The truth was that I needed to see his face. To remind myself that there were still pieces of this world that hadn't been fully eaten by rot.
The hallway stretched long and empty as I walked it, the cameras blinking red in the corners. The security guard at Nine's wing barely glanced up before scanning me in.
I made it two steps into the observation corridor before I froze.
The light over his door was red.
Active session.
No one had told me there was one scheduled. No one had given me a notice.
My pulse spiked as I moved toward the viewing panel. Just a glance, I told myself. Just a check-in.
I wish I hadn't looked.
The room was lit harshly, white and clinical.
Nine was on the floor. Not kneeling.
Pinned.
An instructor—face half-shadowed, expression cold—had Nine face-down beneath him. One hand was fisted in Nine's white hair, yanking his head back, the other shoved between Nine's legs, holding him down with obscene intimacy.
The instructor's hips moved in slow, deliberate thrusts. There was no attempt at subtlety. No hesitation. His pants were unfastened, pushed just low enough to do what he came to do. Nine's own uniform had been stripped down to his waist, his soft body pressed hard against the padded floor.
His thighs bore fresh red marks.
There was no struggling.
Nine wasn't resisting.
He just lay there.
Silent. Blank-eyed. Submissive.
Like this was another drill. Another test.

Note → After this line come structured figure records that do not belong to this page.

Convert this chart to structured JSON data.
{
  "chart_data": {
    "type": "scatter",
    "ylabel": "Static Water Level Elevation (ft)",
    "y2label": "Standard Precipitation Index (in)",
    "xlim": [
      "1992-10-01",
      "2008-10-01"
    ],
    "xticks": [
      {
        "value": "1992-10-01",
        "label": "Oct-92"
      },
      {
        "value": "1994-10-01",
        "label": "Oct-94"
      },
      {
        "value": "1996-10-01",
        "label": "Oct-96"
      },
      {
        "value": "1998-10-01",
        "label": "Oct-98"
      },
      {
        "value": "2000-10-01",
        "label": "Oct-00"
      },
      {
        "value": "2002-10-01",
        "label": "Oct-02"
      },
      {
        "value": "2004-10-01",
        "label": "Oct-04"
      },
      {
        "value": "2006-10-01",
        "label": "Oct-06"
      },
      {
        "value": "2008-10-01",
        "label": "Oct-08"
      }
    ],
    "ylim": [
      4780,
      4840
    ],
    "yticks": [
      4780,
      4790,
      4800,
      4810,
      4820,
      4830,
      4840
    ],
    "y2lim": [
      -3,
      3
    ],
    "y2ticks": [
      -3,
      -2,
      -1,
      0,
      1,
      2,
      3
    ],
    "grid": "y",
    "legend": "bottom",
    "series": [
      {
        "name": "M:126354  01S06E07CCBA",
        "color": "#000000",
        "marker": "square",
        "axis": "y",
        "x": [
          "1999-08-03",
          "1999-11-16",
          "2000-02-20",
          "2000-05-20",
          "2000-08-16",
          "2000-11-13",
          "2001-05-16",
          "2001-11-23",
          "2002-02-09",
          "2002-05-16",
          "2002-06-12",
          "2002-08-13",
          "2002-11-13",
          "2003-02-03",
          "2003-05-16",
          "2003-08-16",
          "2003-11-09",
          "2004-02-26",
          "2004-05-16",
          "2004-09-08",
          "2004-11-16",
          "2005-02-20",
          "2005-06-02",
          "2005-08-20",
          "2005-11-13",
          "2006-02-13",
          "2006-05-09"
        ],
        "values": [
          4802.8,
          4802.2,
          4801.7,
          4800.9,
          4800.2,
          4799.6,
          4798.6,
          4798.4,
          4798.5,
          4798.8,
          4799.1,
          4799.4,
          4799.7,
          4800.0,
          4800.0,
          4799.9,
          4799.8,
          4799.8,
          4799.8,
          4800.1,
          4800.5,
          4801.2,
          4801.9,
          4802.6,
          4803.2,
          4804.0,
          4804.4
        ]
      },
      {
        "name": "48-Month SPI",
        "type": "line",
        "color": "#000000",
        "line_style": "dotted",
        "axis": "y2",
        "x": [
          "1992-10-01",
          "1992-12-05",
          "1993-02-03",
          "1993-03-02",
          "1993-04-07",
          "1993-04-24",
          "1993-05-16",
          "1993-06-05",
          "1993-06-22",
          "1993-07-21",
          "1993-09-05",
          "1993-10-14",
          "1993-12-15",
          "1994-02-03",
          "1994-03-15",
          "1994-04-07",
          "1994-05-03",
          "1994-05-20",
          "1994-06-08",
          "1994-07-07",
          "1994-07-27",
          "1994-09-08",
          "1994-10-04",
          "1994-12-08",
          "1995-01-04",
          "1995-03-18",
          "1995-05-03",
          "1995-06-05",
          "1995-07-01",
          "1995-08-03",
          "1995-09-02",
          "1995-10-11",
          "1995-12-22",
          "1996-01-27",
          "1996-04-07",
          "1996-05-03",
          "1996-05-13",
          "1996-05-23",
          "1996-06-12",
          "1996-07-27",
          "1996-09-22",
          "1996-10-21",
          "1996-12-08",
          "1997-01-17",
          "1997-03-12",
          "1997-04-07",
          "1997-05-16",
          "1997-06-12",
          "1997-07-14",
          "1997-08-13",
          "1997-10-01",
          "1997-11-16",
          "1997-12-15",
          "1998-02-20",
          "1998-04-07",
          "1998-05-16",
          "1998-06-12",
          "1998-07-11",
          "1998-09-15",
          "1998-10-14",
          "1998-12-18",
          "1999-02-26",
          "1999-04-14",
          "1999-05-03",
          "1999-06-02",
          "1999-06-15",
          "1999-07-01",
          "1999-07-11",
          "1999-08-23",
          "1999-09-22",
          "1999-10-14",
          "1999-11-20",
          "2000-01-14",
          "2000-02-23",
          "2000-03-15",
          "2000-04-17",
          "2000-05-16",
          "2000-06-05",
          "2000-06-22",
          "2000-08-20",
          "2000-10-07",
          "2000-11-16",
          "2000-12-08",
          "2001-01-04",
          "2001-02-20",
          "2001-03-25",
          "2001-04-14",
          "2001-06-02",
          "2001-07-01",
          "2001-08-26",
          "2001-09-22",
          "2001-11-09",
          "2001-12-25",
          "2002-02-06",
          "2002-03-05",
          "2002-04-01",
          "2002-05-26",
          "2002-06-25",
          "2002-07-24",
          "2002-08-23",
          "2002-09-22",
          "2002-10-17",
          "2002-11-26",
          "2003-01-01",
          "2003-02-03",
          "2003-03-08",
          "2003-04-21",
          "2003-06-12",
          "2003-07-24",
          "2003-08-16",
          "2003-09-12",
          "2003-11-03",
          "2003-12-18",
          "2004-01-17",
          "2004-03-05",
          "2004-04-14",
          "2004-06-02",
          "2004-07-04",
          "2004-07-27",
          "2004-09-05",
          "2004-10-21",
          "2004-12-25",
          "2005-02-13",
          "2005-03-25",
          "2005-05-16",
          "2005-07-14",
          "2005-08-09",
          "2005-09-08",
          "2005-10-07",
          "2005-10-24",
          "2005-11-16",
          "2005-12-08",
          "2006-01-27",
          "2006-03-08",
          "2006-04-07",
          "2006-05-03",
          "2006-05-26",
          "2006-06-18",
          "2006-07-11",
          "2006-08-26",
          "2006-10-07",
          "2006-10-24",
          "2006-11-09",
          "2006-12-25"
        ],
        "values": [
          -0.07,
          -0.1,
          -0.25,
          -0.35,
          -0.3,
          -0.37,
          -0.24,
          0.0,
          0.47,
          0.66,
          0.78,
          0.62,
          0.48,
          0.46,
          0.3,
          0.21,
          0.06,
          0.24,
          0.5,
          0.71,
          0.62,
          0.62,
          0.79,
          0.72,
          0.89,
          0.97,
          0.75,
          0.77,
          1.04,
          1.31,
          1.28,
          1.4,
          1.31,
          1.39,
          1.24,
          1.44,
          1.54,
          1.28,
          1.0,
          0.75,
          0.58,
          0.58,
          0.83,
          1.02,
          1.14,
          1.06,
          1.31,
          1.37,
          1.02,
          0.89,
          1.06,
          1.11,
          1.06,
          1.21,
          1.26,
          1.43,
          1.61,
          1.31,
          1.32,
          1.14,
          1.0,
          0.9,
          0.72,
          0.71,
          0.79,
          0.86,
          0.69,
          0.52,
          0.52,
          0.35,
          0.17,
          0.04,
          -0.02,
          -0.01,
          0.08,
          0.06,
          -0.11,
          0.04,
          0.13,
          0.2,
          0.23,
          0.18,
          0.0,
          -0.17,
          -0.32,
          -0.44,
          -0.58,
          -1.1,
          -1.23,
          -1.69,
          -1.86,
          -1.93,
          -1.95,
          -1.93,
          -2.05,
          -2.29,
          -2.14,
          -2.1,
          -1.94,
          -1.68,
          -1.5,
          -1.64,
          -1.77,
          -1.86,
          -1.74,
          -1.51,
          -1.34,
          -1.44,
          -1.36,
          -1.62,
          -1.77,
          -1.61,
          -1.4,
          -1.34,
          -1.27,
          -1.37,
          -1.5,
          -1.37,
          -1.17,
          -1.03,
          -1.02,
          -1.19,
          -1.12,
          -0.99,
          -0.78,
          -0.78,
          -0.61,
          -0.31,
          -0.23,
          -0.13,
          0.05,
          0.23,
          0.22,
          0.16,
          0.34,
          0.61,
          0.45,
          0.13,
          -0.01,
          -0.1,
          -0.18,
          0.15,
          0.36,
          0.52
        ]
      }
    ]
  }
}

His face was turned to the wall, but I saw the tightness in his jaw. The small tremble in his fingers. The tension in his shoulders that tried and failed to vanish beneath the weight pressing into him.
No.
It tore through me like shrapnel.
I slammed a hand against the glass. "STOP!"
They couldn't hear me. The room was sealed. Just another observation chamber. Just another training session.
Nyx screamed in my skull.
They're breaking him. They're breaking what's OURS. Let me out, LET ME OUT—
She was rabid now, clawing, snarling, tearing at the walls of my mind.
Rip his throat out, Rhea. Tear his spine from his back. Kill him.
I stood frozen.
I didn't cry.
I never cried.
But my fists were clenched so tight my nails bit into my palms, drawing blood. My breathing came shallow. Controlled.
The instructor groaned low and leaned in, lips brushing against Nine's ear as he whispered something I couldn't hear—but Nine's body jerked.
Not from pain.
From instinct.
From obedience.
He arched slightly, as if that would make it easier.
As if he wanted to be good.
This is what they made him for, Nyx whispered, no longer shouting. Her voice shook. He thinks this is love.
I didn't move.
Because if I did—I wouldn't stop.
I would kill him.
And then they'd put someone else in his place.
And maybe next time, Nine wouldn't survive it.
So I watched.
And promised myself I would burn this entire place to the ground.